This New Digital Paper Tablet Lets You Scribble While Reading
Sony announced their new electronic notepad that comes with an array of new features. With this product, Sony says that the user will be able to replace all paper notebooks from their life.
At a glance, this device might look like an Amazon Kindle, but there’s an added feature which makes it slightly different. The Sony Digital Paper comes with a stylus, which you can use to highlight or note things down right on the device.
The company says that the experience is very close to writing on a real paper, which sounds impressive but there is also a price to pay for it. The 10.3-inch model will cost you $600 and the 13.3-inch one will set you back $700.
The biggest difference you can draw from the Sony E Ink notepad compared to the Kindle is that you can draw and doodle on the E Ink notepad with ease. Sony has undoubtedly done a good job with the styling and build quality as it is sleek, slim and sublime.
Both 10.3 inch and 13.3-inch screen size models have a thickness of 6 mm. The 10.3-inch model weighs 240g, while the 13.3-inch one weighs a 109g more.
The package will come with 2 stylus tips – one mimics the feel of the pen, while the other is made to give feedback similar to writing with a pencil. The glare-free screen won’t reflect everything in front of it, making reading effortless.
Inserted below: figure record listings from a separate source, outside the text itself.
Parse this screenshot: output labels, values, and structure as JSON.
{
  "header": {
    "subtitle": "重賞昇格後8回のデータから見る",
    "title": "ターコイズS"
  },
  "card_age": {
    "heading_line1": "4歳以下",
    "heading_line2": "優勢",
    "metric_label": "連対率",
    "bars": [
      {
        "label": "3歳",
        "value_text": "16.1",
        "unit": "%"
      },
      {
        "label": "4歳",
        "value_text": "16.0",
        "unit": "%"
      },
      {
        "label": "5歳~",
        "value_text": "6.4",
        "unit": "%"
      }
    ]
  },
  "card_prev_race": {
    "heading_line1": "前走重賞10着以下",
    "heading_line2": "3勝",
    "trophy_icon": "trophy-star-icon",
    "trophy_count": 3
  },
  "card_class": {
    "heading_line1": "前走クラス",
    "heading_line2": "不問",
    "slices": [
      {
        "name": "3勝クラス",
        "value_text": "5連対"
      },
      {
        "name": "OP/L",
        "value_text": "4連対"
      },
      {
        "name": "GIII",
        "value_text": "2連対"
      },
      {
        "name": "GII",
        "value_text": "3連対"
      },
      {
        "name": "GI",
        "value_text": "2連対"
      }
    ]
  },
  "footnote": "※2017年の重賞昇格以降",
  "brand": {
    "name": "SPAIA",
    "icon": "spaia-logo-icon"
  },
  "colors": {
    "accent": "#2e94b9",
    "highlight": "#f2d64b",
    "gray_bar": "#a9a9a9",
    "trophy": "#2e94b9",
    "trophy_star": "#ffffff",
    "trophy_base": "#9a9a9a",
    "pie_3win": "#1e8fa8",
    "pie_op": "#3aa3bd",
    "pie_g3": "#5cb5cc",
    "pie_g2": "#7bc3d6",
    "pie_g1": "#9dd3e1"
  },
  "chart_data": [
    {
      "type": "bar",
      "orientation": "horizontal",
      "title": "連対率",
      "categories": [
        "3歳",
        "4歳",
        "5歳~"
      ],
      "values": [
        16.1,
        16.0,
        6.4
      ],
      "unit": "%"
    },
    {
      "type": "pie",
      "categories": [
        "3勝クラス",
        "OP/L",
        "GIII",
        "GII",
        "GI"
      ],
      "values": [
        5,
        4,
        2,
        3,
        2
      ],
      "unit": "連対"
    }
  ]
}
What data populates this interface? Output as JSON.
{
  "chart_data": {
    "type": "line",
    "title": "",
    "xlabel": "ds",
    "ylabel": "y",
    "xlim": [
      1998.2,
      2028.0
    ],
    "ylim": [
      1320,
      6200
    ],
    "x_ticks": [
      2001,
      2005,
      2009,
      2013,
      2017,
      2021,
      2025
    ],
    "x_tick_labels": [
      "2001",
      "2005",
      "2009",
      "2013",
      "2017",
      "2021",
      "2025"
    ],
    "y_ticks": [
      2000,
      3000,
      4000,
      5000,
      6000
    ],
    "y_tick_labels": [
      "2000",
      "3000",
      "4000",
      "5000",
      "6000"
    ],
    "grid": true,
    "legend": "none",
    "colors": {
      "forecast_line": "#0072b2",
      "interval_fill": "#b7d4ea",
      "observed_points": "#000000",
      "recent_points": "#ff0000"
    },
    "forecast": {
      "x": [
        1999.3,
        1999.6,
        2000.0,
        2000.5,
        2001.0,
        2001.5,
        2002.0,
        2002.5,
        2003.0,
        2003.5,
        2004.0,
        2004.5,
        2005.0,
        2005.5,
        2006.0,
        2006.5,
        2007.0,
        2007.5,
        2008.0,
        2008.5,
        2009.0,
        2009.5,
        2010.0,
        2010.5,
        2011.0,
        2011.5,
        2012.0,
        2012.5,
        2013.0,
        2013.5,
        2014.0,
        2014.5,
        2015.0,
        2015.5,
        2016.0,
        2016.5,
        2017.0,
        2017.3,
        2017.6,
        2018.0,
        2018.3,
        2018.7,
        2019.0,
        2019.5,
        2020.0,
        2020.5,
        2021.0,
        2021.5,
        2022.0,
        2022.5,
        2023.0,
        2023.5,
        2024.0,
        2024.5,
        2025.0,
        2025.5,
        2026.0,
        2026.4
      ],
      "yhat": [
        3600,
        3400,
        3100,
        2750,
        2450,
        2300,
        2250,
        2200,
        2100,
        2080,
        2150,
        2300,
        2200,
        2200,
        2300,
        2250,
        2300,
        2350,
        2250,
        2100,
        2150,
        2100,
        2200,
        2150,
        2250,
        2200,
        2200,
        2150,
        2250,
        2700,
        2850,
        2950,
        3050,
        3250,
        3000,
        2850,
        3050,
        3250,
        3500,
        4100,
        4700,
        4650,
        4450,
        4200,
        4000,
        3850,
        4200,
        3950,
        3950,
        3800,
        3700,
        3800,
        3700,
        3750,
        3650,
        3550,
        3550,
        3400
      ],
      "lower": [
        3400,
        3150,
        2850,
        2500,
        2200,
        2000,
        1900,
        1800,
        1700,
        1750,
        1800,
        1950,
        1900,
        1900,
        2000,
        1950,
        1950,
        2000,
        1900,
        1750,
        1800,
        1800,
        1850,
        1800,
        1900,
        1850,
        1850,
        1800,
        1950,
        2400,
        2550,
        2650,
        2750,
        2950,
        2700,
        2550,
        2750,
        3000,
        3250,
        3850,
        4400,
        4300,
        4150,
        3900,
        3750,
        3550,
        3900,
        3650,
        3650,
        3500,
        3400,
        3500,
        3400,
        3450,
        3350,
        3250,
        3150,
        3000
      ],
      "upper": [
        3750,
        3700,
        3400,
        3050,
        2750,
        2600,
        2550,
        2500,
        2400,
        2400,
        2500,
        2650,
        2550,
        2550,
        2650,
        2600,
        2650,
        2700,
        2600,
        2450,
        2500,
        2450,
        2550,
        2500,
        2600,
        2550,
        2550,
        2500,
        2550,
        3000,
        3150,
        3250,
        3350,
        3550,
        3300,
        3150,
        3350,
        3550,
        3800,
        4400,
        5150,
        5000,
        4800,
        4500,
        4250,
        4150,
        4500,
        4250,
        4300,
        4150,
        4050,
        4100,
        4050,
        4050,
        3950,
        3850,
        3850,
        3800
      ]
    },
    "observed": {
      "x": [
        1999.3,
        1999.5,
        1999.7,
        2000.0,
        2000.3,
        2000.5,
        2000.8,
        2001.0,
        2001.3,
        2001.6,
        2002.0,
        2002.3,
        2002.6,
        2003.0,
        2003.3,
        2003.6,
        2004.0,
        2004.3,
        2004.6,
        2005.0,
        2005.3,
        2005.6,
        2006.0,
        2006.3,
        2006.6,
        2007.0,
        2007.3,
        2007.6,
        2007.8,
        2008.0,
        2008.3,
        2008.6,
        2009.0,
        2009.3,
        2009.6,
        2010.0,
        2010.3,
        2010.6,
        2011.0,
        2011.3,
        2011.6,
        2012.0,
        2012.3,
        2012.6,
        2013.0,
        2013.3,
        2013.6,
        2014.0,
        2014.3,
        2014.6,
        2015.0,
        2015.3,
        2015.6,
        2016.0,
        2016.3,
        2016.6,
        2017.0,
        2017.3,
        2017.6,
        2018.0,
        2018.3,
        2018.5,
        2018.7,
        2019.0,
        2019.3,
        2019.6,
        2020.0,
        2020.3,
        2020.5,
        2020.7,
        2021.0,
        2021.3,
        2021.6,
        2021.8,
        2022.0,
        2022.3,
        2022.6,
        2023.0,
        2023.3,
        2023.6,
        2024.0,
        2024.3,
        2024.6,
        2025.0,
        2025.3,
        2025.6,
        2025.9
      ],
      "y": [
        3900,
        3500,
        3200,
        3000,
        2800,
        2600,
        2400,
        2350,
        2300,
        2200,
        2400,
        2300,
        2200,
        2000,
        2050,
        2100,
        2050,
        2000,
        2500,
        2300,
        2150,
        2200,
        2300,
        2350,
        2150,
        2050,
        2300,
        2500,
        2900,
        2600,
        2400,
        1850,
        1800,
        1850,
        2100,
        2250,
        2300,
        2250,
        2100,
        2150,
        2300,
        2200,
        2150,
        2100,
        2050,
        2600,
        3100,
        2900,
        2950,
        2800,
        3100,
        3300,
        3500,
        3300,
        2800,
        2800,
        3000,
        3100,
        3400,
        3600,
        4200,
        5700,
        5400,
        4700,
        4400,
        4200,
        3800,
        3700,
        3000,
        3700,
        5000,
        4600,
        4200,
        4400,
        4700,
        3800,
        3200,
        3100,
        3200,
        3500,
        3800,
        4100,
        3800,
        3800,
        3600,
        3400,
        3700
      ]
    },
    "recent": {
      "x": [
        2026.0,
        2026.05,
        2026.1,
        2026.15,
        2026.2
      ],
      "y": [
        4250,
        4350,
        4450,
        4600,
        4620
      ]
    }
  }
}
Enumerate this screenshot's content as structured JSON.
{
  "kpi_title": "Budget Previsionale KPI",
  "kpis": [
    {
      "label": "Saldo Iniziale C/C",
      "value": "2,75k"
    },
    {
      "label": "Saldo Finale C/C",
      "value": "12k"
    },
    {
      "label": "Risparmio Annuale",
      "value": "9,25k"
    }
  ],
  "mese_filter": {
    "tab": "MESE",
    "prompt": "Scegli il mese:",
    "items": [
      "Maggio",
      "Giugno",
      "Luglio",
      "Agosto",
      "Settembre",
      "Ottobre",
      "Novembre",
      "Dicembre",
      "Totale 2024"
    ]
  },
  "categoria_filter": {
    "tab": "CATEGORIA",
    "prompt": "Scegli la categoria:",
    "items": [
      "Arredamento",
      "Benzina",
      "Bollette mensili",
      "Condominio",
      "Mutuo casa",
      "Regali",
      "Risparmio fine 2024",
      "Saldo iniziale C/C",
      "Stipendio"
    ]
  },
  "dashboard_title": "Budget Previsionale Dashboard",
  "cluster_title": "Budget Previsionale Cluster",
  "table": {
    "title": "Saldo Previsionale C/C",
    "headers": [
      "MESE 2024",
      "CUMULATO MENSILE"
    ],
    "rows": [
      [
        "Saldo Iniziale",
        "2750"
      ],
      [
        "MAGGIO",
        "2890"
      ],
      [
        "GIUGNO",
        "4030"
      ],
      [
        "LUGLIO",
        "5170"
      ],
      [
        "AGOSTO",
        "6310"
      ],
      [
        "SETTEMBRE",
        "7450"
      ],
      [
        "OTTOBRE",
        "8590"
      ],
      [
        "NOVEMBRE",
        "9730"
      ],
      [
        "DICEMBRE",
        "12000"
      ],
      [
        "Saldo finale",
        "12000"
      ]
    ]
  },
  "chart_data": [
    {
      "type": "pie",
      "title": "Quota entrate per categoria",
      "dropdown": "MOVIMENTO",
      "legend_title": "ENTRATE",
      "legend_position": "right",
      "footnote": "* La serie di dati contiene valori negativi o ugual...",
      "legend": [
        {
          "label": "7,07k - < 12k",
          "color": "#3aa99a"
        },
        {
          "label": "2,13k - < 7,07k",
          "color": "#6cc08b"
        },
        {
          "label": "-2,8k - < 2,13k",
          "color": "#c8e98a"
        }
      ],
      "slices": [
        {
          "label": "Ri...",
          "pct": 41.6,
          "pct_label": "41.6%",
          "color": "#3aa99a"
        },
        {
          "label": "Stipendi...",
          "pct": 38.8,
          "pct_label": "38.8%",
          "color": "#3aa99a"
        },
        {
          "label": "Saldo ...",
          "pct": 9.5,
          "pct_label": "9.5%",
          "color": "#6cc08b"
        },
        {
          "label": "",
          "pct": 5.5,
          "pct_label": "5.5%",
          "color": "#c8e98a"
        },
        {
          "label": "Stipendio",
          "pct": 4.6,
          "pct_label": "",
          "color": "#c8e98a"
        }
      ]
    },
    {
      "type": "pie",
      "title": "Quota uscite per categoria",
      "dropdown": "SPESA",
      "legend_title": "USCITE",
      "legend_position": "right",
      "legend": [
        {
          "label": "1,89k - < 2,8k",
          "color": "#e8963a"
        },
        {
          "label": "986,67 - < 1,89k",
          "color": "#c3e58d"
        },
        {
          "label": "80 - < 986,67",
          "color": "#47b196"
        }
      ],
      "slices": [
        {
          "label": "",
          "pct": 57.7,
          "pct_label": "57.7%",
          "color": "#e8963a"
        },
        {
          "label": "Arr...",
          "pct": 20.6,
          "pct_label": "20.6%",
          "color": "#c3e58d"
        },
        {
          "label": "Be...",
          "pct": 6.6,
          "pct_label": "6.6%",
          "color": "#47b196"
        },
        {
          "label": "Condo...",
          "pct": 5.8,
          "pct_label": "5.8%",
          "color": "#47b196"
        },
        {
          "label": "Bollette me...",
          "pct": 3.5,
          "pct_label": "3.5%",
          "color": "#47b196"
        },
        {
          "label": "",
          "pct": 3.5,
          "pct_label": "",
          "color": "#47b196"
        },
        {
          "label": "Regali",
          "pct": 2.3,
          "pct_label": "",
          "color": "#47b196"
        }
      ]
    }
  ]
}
The device comes with an onboard storage of 11 GB and the battery will last a total of three weeks without WiFi or Bluetooth connectivity. Users can install the companion app on their iOS or Android device so that file transfers can be done in a jiffy.
The device also has a USB port, if you want to transfer files via cable. Sony has certainly put a lot of thought into this product and it shows in every aspect of the product.
"Now, with a choice of two models, more people can experience what we refer to as 'paper perfected,' enjoying the easy readability of the glare-free screen and precision handwriting associated with the paper-like look and feel of Digital Paper,” commented Bob Nell, the Director of Sony’s Digital Paper.
Sony hasn’t started the official roll out yet. However, users can preorder the devices through Amazon or Sony’s official website.
Sony has a made a solid device that beats Kindle in its own game, but it is too soon to celebrate for Sony. A Kindle costs only about $80, which is significantly lower than the Sony’s Digital Paper.
Besides, the newly released iPad also comes with a stylus that starts from $329. We will have to see how it all goes down after the official release.